[Roger makes notes.
Dimsdell. Good night, dear wife, good night.
The stars of Heaven melt into angel forms
Which stoop to lift me to the gates of bliss.
Farewell, farewell! Nay, weep not, Hester;
Our sins are now forgiven.
Yea, though I walk through the valley of th' shadow of death,
I will fear no evil.—Say it with me, Hester.
Roger. Will he die thus?
[Examines Dimsdell.
The pulse is weak—a clammy sweat—
'Tis but the culmination of the trance.
'Tis but a dream. A dream! Yet one must die;
And to our human thought that death were best
That came preceded by a flag of truce
To parley peace. To pass away in dreams—
Without the vain regret for work undone;
Without a load of sin to weight the soul;
With all the argentry of honored age
To frost our past; with all the fiercer heats
Of life burnt out into the cold, gray ash—
That were peace!
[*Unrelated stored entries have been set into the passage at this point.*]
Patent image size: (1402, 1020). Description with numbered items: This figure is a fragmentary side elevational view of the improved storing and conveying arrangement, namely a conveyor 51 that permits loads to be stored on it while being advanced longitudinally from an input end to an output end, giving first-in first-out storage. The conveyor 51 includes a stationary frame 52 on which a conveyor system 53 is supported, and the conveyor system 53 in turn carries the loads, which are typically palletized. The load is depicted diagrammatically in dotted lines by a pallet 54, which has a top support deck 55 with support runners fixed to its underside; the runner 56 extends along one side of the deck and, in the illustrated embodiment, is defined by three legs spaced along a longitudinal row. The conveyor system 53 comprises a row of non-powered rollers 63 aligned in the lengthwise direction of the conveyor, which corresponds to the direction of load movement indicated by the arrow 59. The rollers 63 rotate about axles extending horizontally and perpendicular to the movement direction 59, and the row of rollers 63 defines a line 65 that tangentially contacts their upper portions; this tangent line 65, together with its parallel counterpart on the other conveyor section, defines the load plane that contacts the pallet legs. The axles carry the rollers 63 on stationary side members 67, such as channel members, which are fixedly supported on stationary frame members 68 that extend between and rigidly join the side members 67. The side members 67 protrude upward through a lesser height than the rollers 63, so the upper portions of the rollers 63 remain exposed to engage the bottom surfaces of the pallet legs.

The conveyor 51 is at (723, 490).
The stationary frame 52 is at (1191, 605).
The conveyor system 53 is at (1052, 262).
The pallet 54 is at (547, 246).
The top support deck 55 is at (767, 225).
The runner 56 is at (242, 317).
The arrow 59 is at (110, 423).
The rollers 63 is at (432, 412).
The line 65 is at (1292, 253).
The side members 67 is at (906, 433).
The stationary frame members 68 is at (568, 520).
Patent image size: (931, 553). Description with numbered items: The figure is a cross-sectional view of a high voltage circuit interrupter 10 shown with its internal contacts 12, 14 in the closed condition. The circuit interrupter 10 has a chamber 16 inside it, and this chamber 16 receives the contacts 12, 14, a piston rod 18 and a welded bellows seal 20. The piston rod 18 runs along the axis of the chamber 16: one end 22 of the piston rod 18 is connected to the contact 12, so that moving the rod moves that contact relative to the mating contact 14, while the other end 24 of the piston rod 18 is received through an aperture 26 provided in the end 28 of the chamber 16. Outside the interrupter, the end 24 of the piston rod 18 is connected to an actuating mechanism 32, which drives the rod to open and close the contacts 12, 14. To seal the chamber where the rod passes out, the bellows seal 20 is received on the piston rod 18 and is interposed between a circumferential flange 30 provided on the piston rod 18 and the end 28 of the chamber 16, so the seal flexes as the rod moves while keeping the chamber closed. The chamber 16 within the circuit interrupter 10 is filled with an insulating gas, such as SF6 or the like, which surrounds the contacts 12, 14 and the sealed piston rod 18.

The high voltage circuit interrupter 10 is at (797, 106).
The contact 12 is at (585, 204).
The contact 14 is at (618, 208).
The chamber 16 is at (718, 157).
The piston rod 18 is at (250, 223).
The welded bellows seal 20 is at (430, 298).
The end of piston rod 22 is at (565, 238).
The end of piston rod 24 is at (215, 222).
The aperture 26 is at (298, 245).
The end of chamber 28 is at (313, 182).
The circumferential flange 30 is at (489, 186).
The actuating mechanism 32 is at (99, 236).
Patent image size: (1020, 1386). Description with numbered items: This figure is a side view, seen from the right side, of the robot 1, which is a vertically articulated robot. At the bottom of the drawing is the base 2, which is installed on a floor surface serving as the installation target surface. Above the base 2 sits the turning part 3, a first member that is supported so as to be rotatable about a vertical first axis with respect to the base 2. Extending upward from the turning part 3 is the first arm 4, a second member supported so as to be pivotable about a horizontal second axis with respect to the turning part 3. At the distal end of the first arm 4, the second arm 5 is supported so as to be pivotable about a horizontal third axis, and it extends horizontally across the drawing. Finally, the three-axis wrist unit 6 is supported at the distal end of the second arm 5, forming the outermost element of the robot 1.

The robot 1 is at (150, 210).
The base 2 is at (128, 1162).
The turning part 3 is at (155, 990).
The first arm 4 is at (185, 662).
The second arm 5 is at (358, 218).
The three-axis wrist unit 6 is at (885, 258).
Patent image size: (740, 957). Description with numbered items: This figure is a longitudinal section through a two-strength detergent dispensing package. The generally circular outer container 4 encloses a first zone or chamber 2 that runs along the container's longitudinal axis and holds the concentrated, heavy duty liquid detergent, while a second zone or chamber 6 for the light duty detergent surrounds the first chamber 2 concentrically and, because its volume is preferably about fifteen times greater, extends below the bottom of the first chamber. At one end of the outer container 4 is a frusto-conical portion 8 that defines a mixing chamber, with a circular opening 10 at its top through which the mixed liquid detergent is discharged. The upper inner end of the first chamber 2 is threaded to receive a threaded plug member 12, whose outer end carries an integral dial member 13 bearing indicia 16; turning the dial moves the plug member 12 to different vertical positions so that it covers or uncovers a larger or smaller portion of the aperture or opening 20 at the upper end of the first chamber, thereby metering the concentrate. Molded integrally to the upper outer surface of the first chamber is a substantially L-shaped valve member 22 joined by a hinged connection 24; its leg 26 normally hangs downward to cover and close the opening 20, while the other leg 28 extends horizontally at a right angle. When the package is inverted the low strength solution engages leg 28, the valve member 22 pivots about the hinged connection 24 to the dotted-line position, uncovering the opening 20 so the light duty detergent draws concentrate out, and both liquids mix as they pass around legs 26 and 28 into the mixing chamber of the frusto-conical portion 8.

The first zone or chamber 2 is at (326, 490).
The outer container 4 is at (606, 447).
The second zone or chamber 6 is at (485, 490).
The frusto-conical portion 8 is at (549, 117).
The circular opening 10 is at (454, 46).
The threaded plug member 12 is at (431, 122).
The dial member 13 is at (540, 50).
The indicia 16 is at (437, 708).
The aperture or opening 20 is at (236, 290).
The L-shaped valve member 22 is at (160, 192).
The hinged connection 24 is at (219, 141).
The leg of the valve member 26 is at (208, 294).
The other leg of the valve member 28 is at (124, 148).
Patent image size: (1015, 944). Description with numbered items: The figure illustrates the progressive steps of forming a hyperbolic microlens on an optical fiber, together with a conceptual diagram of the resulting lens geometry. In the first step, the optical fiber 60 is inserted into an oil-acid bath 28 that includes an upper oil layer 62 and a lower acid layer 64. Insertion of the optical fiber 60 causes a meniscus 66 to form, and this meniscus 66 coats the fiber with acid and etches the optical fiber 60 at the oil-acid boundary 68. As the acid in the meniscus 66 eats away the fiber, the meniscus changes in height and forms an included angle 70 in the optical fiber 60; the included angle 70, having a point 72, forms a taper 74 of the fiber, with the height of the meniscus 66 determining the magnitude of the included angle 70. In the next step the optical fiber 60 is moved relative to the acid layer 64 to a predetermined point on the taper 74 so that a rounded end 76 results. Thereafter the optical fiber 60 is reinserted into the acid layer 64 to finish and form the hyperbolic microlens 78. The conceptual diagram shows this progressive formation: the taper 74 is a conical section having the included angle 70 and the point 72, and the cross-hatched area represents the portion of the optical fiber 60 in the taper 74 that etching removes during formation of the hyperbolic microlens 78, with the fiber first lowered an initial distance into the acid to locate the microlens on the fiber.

Then might a man yield up
The willing ghost as calmly as a child
That falls asleep upon its mother's breast
To wake in paradise.
Dimsdell starts up.
Dimsdell. I see thee now—and now I'll kill, kill, kill—
If thou be Satan I cannot harm thee—
But if a man—
Dimsdell attempts to reach Roger, who keeps the one chair of the room in front of him and thus wards off Dimsdell.